Oluwasemowo Olukunle O, Graham Monica E, Murugesh Deepa K, Borucki Monica K
Biosciences and Biotechnology Division, Physical and Life Sciences Directorate, Lawrence Livermore National Laboratory, Livermore, California, USA.
Microbiol Spectr. 2025 Jan 7;13(1):e0162424. doi: 10.1128/spectrum.01624-24. Epub 2024 Nov 29.
Plaque assay is the gold standard for the quantification of viable cytopathic viruses like Zika virus (ZIKV). Some strains of ZIKV produce plaques that are very difficult to accurately visualize and count on the commonly used Vero cell line. From data generated in our lab, we became curious if Vero/TMPRSS2 cells may be a better alternative; therefore, we compared the plaque forming units of two strains of ZIKV on Vero/TMPRSS2 cells to those produced by Vero cells. We also compared the virus stock titer generated on Vero/TMPRSS2 cells to that generated by the Vero cell line. Although the Vero cells generated higher quantity of ZIKV stocks, the Vero/TMPRSS2 cells produced plaques with significantly improved morphology and visibility and may, therefore, be a better alternative to use for performing plaque assays for strains of ZIKV that are more difficult to titer on regular Vero cells.
While there are several methods of viral quantification, the plaque assay remains the gold standard for accurate quantification of replication-competent, cytopathic viruses including Zika virus (ZIKV). Vero cells are commonly used to titer ZIKV stock via the plaque assay. Prior to the initiation of this study, we observed that ZIKV-PRV strain plaque assays using Vero cells often yielded plaques that were very small, overly diffuse, and hard to count. We also observed that the ZIKV-CAM strain often did not produce plaques at all on Vero cells. This study shows that Vero cells expressing TMPRSS2 improve the morphology and visibility of plaques produced by ZIKV-PRV and ZIKV-CAM compared to regular Vero cells and may, therefore, be a better alternative to use for performing plaque assays for these strains and perhaps for other strains of ZIKV that are difficult to titer. However, Vero cells proved to be superior for generating high titer stock.

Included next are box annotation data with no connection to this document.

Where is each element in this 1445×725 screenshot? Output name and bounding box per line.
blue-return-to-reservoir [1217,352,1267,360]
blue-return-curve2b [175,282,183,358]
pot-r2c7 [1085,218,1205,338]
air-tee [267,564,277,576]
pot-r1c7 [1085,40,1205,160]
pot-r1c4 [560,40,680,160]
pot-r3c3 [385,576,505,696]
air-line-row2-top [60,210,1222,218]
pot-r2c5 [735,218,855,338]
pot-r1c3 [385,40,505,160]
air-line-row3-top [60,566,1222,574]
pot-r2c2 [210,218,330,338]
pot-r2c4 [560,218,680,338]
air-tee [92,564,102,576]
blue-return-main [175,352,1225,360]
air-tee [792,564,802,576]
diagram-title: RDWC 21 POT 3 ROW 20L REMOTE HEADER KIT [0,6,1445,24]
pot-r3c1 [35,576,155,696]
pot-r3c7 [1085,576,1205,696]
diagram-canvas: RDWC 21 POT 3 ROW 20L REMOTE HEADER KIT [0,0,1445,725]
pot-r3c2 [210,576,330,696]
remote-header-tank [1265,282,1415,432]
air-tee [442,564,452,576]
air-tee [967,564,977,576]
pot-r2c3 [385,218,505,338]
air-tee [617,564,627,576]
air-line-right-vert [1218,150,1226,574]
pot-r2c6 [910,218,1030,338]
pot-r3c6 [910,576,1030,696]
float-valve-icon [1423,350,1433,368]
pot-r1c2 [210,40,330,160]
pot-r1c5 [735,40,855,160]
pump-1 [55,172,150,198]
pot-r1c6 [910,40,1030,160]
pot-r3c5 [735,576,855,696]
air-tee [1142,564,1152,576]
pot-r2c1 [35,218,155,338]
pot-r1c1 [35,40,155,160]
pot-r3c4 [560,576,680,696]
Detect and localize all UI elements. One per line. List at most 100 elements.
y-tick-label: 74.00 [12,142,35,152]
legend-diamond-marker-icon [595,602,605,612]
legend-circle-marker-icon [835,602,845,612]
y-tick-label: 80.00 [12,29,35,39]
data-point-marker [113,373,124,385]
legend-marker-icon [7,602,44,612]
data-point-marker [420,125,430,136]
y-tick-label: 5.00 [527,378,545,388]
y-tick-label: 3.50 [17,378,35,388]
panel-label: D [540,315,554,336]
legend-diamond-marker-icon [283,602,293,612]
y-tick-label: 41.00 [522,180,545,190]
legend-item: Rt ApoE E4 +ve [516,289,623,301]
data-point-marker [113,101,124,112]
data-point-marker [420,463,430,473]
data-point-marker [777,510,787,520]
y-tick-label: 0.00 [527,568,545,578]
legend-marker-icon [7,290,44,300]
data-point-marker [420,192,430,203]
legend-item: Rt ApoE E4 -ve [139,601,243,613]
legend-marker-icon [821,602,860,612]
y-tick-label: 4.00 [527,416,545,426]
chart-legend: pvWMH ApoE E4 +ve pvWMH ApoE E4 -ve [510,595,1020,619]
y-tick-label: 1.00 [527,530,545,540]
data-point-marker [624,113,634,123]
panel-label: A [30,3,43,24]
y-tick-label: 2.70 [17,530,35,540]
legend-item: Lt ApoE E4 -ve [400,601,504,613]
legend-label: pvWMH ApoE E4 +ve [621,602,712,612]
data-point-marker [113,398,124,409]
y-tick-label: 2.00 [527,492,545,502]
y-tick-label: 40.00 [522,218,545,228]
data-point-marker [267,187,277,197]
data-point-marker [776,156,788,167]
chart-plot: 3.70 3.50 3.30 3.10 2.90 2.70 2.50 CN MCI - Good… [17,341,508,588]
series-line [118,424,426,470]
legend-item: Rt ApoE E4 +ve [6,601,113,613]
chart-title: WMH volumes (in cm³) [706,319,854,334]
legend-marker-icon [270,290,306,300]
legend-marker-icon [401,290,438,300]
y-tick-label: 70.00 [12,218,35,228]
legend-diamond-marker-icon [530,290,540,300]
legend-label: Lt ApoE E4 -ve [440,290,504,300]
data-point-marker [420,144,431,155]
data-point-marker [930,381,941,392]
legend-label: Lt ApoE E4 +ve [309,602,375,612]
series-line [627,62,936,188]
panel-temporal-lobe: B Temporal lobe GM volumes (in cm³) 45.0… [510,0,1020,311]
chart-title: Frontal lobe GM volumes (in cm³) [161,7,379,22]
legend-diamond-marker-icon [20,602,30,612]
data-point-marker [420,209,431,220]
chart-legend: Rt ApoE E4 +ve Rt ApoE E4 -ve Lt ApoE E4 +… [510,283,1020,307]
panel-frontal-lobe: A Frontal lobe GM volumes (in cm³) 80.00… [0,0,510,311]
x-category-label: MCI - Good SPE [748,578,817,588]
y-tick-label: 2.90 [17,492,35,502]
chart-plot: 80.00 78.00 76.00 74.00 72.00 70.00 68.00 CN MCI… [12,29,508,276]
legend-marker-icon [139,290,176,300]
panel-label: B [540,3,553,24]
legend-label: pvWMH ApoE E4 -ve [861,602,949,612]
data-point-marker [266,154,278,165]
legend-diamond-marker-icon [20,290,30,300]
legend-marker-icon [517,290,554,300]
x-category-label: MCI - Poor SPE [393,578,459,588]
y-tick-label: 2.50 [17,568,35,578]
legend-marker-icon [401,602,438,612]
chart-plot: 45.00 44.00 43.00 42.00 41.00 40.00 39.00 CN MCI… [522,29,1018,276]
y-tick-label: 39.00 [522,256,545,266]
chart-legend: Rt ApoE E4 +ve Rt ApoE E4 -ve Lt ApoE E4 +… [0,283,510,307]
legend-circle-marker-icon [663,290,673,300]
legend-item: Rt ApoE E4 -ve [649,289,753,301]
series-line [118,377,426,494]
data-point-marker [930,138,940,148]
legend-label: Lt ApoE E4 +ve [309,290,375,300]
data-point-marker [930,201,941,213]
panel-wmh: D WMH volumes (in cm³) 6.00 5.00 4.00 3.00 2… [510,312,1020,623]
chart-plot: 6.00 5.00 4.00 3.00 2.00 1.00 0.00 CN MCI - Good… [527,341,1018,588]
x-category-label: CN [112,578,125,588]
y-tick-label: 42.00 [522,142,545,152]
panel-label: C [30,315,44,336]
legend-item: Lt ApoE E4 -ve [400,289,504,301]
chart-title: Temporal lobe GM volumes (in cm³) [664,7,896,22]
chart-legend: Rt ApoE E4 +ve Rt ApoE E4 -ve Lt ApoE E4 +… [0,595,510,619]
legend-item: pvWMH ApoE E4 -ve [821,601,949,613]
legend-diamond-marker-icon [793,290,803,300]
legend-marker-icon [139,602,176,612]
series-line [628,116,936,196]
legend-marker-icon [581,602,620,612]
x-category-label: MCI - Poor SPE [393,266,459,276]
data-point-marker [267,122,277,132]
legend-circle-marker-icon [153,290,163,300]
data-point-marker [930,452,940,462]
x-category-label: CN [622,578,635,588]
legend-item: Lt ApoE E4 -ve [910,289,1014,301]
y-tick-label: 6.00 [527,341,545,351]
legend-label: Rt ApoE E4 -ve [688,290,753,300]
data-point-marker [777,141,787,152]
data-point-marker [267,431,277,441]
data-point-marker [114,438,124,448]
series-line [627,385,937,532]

蚀斑测定法是对寨卡病毒(ZIKV)等有活力的致细胞病变病毒进行定量的金标准。一些寨卡病毒株产生的蚀斑在常用的非洲绿猴肾(Vero)细胞系上很难准确观察和计数。根据我们实验室生成的数据,我们好奇非洲绿猴肾/TMPRSS2细胞是否可能是更好的选择;因此,我们比较了两种寨卡病毒株在非洲绿猴肾/TMPRSS2细胞上形成的蚀斑单位与在非洲绿猴肾细胞上产生的蚀斑单位。我们还比较了在非洲绿猴肾/TMPRSS2细胞上产生的病毒原液滴度与在非洲绿猴肾细胞系上产生的病毒原液滴度。尽管非洲绿猴肾细胞产生的寨卡病毒原液数量更多,但非洲绿猴肾/TMPRSS2细胞产生的蚀斑形态和可见性显著改善,因此对于在常规非洲绿猴肾细胞上更难滴定的寨卡病毒株,可能是进行蚀斑测定的更好选择。
虽然有几种病毒定量方法,但蚀斑测定法仍然是准确量化包括寨卡病毒(ZIKV)在内具有复制能力的致细胞病变病毒的金标准。非洲绿猴肾细胞常用于通过蚀斑测定法滴定寨卡病毒原液。在本研究开始之前,我们观察到使用非洲绿猴肾细胞进行寨卡病毒 - PRV株蚀斑测定时,通常产生的蚀斑非常小、过度弥散且难以计数。我们还观察到寨卡病毒 - CAM株在非洲绿猴肾细胞上通常根本不产生蚀斑。这项研究表明,与常规非洲绿猴肾细胞相比,表达TMPRSS2的非洲绿猴肾细胞改善了寨卡病毒 - PRV和寨卡病毒 - CAM产生的蚀斑的形态和可见性,因此对于这些毒株以及可能对于其他难以滴定的寨卡病毒株,可能是进行蚀斑测定的更好选择。然而,事实证明非洲绿猴肾细胞在产生高滴度原液方面更具优势。